If you could change one rule in chess

The bolded part was my statement that en passant doesn’t change the game much. You say this is a “Hidden flaw” in my argument, but your counterargument doesn’t argue that it does.

In fact, your entire post is a straw man. Who said pawns were a tiresome inconvenience? Are you sure you replied to the right post?

I mean, I’m not mounting some huge campaign to have en passant removed from chess; I just don’t think the rule really serves a purpose.

I bought a set made out of chocolate once. :cool:
And they’re still making them!

I love Kriegspiel. The trick is finding two people round here willing to play it!

**Sockem-Bopper Chess!!! ** :smiley:

You can only move pieces with your right hand, as your left hand has a SockEm-Bopper on it. You have only 60 seconds between moves. You may only punch at your opponent on their turn, but you can try to block their blows. Also, you may not upset any of the pieces on the board or you automatically lose.

There are plenty of lines of play where the threat of en passant capture is highly significant.
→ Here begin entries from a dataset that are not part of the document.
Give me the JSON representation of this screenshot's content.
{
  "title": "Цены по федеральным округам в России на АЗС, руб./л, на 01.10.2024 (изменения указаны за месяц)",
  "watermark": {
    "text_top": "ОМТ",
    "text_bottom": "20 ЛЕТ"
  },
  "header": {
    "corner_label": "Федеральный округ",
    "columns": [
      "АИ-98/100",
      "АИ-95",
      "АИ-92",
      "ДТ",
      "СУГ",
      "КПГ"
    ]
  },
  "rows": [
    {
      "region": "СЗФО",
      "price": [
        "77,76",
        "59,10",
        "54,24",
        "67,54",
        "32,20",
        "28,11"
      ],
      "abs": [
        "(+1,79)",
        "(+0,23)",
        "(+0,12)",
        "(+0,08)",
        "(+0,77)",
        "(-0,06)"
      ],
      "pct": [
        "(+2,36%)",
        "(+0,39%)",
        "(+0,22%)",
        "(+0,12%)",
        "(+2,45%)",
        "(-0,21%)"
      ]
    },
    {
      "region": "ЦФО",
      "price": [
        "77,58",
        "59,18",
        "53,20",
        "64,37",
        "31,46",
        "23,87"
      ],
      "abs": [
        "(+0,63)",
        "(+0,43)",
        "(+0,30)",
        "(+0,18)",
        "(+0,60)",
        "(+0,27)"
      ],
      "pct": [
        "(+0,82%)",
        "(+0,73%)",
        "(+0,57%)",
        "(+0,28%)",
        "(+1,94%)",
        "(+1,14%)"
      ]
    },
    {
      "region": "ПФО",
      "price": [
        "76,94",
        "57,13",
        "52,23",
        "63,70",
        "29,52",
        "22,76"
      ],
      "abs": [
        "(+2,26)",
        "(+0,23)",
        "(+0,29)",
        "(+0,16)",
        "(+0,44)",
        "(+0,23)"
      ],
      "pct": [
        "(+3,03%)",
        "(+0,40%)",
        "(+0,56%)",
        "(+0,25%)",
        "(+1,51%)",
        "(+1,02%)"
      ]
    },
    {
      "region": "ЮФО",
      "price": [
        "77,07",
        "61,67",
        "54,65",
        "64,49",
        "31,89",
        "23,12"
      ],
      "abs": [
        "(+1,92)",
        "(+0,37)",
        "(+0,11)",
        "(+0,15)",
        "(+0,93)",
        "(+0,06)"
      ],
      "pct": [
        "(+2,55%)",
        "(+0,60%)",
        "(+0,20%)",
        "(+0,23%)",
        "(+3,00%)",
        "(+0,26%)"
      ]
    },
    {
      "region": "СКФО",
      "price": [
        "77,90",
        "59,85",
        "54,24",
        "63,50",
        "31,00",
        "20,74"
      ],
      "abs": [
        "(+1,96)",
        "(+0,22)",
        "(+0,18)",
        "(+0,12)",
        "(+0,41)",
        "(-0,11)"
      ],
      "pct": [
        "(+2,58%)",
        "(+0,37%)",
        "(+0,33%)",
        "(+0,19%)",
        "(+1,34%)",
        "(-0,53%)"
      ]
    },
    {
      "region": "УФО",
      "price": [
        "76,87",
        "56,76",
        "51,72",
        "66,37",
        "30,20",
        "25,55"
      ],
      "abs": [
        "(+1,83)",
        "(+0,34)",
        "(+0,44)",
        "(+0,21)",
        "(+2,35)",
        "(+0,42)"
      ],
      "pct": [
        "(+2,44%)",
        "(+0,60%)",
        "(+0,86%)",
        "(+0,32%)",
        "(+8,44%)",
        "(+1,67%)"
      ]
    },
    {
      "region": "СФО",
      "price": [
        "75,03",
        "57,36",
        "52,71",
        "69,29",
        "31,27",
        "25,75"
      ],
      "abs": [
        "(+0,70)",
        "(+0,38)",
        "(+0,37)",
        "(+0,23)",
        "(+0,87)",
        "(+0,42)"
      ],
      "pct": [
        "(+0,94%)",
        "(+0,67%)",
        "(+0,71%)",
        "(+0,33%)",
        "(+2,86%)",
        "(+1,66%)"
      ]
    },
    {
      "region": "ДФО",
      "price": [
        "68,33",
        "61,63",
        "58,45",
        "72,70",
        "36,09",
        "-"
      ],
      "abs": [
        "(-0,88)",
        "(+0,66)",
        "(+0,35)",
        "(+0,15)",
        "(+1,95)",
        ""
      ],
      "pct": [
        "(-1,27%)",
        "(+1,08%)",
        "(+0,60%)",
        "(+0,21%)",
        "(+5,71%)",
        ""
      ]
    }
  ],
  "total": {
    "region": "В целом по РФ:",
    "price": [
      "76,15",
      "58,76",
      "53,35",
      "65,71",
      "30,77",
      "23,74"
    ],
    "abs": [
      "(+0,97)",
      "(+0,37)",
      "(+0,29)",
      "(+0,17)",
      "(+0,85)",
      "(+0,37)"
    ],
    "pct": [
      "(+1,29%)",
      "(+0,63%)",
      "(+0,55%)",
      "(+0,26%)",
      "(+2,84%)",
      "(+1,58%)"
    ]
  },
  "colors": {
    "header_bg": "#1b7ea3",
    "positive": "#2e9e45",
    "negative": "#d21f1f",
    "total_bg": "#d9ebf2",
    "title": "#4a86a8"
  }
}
For instance, in some lines where White is attacking Black’s castled King with an attack directed against h7, he may be able to drive the Knight from f6 by playing e5, also opening the diagonal to h7. In that position it’s very much to the point that Black can’t simply scupper the attack by playing …f5, closing the diagonal again, as White can play e5xf6e.p.

I don’t know about a straw man, but I was trying to establish what “pawn-heavy strategy” means - if it doesn’t mean that pawns are a tiresome inconvenience, then by all means say so and say what it does mean.

Can anyone explain to me the idea behind the “no castling out of check” rule. I understand “through” and “into” (duh) but with the God save the King mentality that abounds in chess, “out of” seems that it should be permissable. Would modifying this significantly alter strategy?

Early versions of chess had no castling. There was then some dalliance with a ‘King leap’, but eventually castling came in during the 15th century.

I can only speak as an experienced player why all this happened. If the King is stuck near its original square, then best strategy is to attack it. This is great fun, but means positional chess and most endgame play is ignored.

Castling allows escape from a central buildup, and also brings a rook into the game.

Now there should be a ‘reward’ for attacking the King before it can castle (or perhaps a ‘penalty’ for leaving your King ‘unsafe’), so the rules don’t allow a player to castle once the King has moved (or with a particular rook if that has moved).
As you say, you can’t castle through check or into it. But being checked meaning you can’t ever castle seems too strong, so the balance is that you must first get out of check without moving your King and can then castle.